Sanctions and the withdrawal of the Western companies from Russia created new challenges for the Central Bank in the country as the newly-introduced 'patriotic' 100 ruble banknote is impossible to receive from ATMs and cash registers in Russia. The challenge emerged as the Western companies which programmed the machines left the country due to the war.
Authorities are requesting time for more than half a year for the availability of the banknote as machines require reprogramming to dispense them. The new 100 ruble note comes with a drawing of a WWII memorial to Soviet soldiers.
Cash Registers Are 100% Imported
The Association of Russian Banks has underlined that due to the departure of suppliers it's almost impossible to update the software of ATMs and bank relation machines.
The ADB warned the Central Bank about this problem back in the spring. In particular, the association noted that more than 60% of ATMs are NCR and Diebold Nixdorf, and cash registers are 100% imported. In this regard, ADB asked to postpone the introduction of new banknotes into circulation for six months, reported the Kommersant business daily.
Introduction of New Banknotes Into Circulation Postponed
The new 100 ruble banknote, worth roughly Â£1.50 cannot be introduced into circulation and it doesn't seem to be possible for a few more months. The development shows that Western sanctions are actually hampering Russia badly.

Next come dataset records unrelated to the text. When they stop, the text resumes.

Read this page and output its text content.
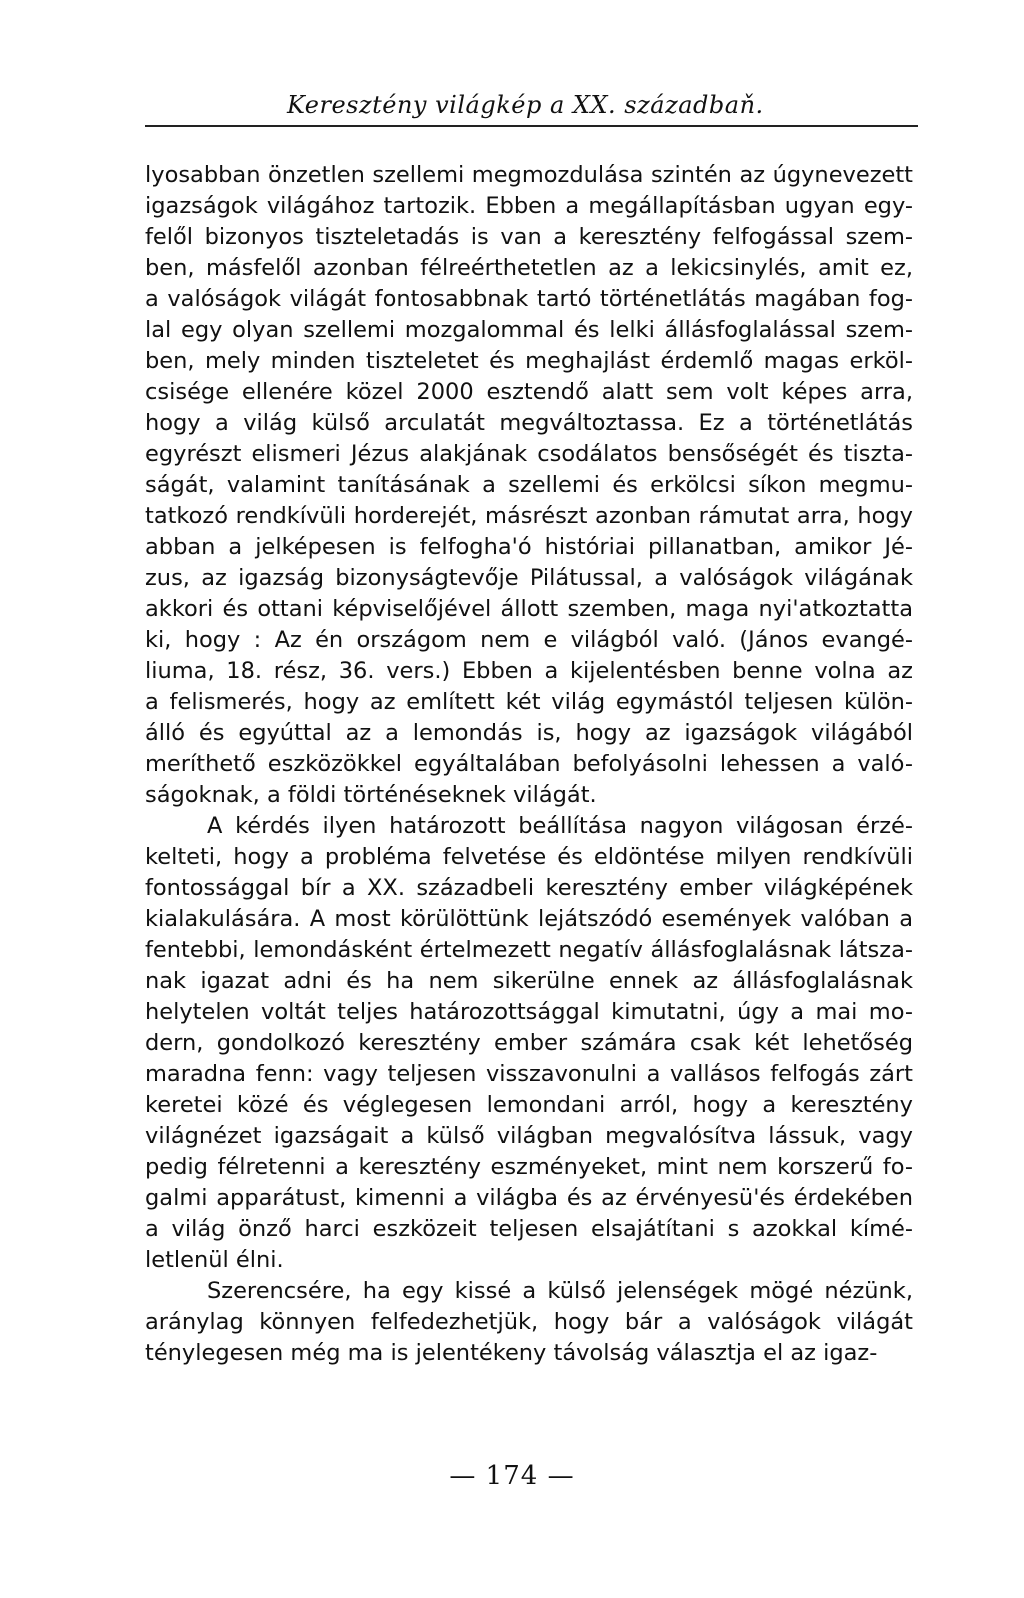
Keresztény világkép a XX. századbaň.
lyosabban önzetlen szellemi megmozdulása szintén az úgynevezett
igazságok világához tartozik. Ebben a megállapításban ugyan egy-
felől bizonyos tiszteletadás is van a keresztény felfogással szem-
ben, másfelől azonban félreérthetetlen az a lekicsinylés, amit ez,
a valóságok világát fontosabbnak tartó történetlátás magában fog-
lal egy olyan szellemi mozgalommal és lelki állásfoglalással szem-
ben, mely minden tiszteletet és meghajlást érdemlő magas erköl-
csisége ellenére közel 2000 esztendő alatt sem volt képes arra,
hogy a világ külső arculatát megváltoztassa. Ez a történetlátás
egyrészt elismeri Jézus alakjának csodálatos bensőségét és tiszta-
ságát, valamint tanításának a szellemi és erkölcsi síkon megmu-
tatkozó rendkívüli horderejét, másrészt azonban rámutat arra, hogy
abban a jelképesen is felfogha'ó históriai pillanatban, amikor Jé-
zus, az igazság bizonyságtevője Pilátussal, a valóságok világának
akkori és ottani képviselőjével állott szemben, maga nyi'atkoztatta
ki, hogy : Az én országom nem e világból való. (János evangé-
liuma, 18. rész, 36. vers.) Ebben a kijelentésben benne volna az
a felismerés, hogy az említett két világ egymástól teljesen külön-
álló és egyúttal az a lemondás is, hogy az igazságok világából
meríthető eszközökkel egyáltalában befolyásolni lehessen a való-
ságoknak, a földi történéseknek világát.
A kérdés ilyen határozott beállítása nagyon világosan érzé-
kelteti, hogy a probléma felvetése és eldöntése milyen rendkívüli
fontossággal bír a XX. századbeli keresztény ember világképének
kialakulására. A most körülöttünk lejátszódó események valóban a
fentebbi, lemondásként értelmezett negatív állásfoglalásnak látsza-
nak igazat adni és ha nem sikerülne ennek az állásfoglalásnak
helytelen voltát teljes határozottsággal kimutatni, úgy a mai mo-
dern, gondolkozó keresztény ember számára csak két lehetőség
maradna fenn: vagy teljesen visszavonulni a vallásos felfogás zárt
keretei közé és véglegesen lemondani arról, hogy a keresztény
világnézet igazságait a külső világban megvalósítva lássuk, vagy
pedig félretenni a keresztény eszményeket, mint nem korszerű fo-
galmi apparátust, kimenni a világba és az érvényesü'és érdekében
a világ önző harci eszközeit teljesen elsajátítani s azokkal kímé-
letlenül élni.
Szerencsére, ha egy kissé a külső jelenségek mögé nézünk,
aránylag könnyen felfedezhetjük, hogy bár a valóságok világát
ténylegesen még ma is jelentékeny távolság választja el az igaz-
— 174 —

A source in the payment market told Kommersant that "taking into account the geopolitical situation, it is difficult to imagine that developments for the Russian market will be a priority." More likely, in his opinion, is the scenario when some vendors refuse to support new banknotes at all, that is, their use in devices will be impossible.
ADB in its letter stated that "With the departure of suppliers, any updates to the software of validators in the recycling / cash acceptance modules of ATMs, as well as cash registers, terminals, became impossible, which leads to the inability to add / change templates for banknotes of both new denominations and a new sample."